Air power can punish and point. It can degrade specific installations. It may increase the cost of repression by authorities. But it cannot reorganize a security sector, arbitrate succession or generate behavioral change. And it cannot protect protesters from the air. Libya in 2011 remains a warning. Military force, at best, is a high-risk attempt to force the Iranians to the negotiating table, which will likely backfire.
The most plausible military scenario is limited punitive strikes, using cruise missiles and long-range munitions against Iranian Revolutionary Guard centers or enabling infrastructure. This fits the preference for “quick and clean” and can be framed as punishment rather than war. Its strategic disadvantage is that it hands the Guards an “existential threat” narrative that can legitimize harsher repression, while increasing the risk of retaliation through proxies, disruption of shipping, and pressure on US bases in the Gulf. It can also reduce the possibility of internal fragmentation by pushing rival factions to unite around the flag.
An attempted “decapitation” of leadership is more cinematic and less believable. It is the most scalable option, which is likely to unify hardliners and is still unlikely to collapse a networked system.
A sustained air campaign is the least plausible and the most dangerous. Without bases or overflights in the Gulf, logistics drives operations to more distant platforms and a smaller generation of sorties. Politically, it would violate the premise of America first; Strategically, it would internationalize the crisis, expand the battlefield, and invite a cycle of tit-for-tat escalation that neither side can reliably control.
Cyber and electronic disruption belongs to a different category: lower visibility, sometimes deniable, and potentially compatible with Gulf preferences to avoid open war. But the effects are uncertain and often temporary, and a networked state can prevent disruption. The most realistic outcome is that cyber operations could accompany other measures, but are unlikely to generate decisive political change on their own.
The deeper point is that external shocks rarely produce the specific domestic outcome Washington says it wants: a pragmatic transition at the top. Strong external pressure often hardens the coercive core of a system, because escalating violence is not always synonymous with trust; frequently it is panic when wearing a uniform. The only lasting trigger for transformation is internal: fractures within the security services or elite divisions that create competing centers of authority with incompatible survival strategies.
If the United States wants to influence that dynamic, it should focus on levers that shape cohesion rather than dramatic bombings.
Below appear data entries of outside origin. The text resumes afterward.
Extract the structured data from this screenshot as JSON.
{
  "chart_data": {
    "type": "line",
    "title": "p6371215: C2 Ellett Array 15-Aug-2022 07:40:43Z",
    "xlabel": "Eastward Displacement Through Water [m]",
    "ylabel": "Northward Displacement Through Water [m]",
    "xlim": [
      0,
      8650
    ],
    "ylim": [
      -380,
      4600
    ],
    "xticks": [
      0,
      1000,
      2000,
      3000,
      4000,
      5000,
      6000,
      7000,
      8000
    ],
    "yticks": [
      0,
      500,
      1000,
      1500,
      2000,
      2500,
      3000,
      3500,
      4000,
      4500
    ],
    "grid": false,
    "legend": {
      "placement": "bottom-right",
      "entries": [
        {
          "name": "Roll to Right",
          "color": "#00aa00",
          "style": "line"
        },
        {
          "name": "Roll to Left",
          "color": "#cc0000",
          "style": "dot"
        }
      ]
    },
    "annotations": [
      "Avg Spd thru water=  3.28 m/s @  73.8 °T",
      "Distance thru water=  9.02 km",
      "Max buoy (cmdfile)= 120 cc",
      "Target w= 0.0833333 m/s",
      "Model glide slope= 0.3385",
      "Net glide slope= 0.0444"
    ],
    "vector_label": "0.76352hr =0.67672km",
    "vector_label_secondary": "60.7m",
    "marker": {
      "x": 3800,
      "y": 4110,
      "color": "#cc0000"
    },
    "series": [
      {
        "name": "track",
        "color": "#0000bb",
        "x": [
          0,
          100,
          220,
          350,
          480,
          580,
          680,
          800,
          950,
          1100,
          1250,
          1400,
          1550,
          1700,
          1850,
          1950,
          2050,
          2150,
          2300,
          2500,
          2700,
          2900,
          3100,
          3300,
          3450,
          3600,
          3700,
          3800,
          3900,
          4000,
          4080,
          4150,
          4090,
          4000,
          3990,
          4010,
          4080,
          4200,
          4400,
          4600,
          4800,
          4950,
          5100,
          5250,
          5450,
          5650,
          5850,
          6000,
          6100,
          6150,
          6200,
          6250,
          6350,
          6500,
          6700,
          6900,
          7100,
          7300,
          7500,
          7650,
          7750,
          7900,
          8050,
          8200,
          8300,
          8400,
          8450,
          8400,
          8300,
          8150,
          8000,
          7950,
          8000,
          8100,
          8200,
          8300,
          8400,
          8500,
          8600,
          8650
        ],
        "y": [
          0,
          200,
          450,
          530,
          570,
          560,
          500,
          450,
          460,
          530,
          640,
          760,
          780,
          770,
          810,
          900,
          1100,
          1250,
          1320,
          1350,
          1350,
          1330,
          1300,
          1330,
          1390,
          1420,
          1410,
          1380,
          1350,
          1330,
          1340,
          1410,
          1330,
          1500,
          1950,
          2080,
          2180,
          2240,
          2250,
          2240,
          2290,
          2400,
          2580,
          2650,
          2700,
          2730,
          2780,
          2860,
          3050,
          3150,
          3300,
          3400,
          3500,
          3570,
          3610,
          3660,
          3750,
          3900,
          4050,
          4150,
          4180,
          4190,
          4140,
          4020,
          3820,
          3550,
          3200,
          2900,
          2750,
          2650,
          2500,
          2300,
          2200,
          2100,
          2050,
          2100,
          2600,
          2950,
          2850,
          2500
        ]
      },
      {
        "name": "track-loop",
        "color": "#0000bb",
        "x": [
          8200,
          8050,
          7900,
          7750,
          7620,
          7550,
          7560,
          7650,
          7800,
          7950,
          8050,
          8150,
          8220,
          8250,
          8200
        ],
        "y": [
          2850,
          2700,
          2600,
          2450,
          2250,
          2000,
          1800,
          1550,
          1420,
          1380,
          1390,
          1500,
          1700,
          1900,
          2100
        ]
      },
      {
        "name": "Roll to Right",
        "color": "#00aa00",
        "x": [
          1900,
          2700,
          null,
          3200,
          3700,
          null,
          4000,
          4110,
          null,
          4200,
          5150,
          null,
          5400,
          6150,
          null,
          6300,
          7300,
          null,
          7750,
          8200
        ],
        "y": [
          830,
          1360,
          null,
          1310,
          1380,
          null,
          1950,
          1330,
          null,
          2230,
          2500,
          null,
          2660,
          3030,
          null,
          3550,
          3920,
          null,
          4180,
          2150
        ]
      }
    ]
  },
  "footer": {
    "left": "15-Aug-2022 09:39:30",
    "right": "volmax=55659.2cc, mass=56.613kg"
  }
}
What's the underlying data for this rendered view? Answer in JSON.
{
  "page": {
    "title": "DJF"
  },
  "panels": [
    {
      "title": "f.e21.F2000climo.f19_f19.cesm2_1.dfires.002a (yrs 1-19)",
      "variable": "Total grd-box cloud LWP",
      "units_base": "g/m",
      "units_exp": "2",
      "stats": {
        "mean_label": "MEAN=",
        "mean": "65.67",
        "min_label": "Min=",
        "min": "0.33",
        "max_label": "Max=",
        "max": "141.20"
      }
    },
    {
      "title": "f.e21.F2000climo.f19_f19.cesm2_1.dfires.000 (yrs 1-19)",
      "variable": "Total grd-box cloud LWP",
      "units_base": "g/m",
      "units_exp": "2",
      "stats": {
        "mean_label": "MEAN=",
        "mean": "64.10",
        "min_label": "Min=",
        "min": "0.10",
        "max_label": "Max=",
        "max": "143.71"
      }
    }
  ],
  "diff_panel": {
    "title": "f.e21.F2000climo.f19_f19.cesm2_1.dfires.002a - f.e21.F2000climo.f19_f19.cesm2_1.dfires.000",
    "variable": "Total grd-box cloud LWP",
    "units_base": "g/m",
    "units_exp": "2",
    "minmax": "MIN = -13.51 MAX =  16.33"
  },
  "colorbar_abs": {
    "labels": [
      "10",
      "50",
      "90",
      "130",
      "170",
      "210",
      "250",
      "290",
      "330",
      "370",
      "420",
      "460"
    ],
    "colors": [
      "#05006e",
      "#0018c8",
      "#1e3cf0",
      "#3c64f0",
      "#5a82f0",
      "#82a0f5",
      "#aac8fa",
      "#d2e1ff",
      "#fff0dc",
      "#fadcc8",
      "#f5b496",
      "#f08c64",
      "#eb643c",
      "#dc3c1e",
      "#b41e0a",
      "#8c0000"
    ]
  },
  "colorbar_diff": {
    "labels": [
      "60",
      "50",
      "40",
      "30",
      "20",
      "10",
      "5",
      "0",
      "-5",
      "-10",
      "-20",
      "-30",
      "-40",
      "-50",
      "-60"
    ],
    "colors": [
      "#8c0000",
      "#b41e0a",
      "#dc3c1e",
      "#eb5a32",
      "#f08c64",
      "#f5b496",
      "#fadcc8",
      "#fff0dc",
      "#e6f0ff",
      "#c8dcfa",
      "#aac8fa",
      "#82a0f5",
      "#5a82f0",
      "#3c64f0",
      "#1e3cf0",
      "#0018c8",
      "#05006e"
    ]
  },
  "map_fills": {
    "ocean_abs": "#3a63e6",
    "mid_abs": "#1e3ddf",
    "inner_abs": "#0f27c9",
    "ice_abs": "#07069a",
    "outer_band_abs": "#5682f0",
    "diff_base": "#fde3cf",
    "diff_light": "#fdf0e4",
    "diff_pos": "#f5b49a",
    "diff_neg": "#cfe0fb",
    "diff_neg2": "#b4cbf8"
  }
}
Maintain deterrence against mass killings but avoid promising a “rescue” that cannot be achieved without war. Calibrate economic pressure on individuals and entities driving violence while leaving credible exit routes for technocrats and pragmatists who might prefer de-escalation and negotiation. Above all, coordinate with America’s friends in the region, the head of all Qatar, Oman and Saudi Arabia, who can limit escalation and translate coercive discourse into negotiating space.
The Islamic Republic can still crush this round of protests. It can also reorganize itself internally and survive in a new form. But the anger on the streets cannot be controlled unless sanctions are lifted and the economy is transformed. To do this, the regime needs to move from a theocratic paralysis to a more pragmatic system.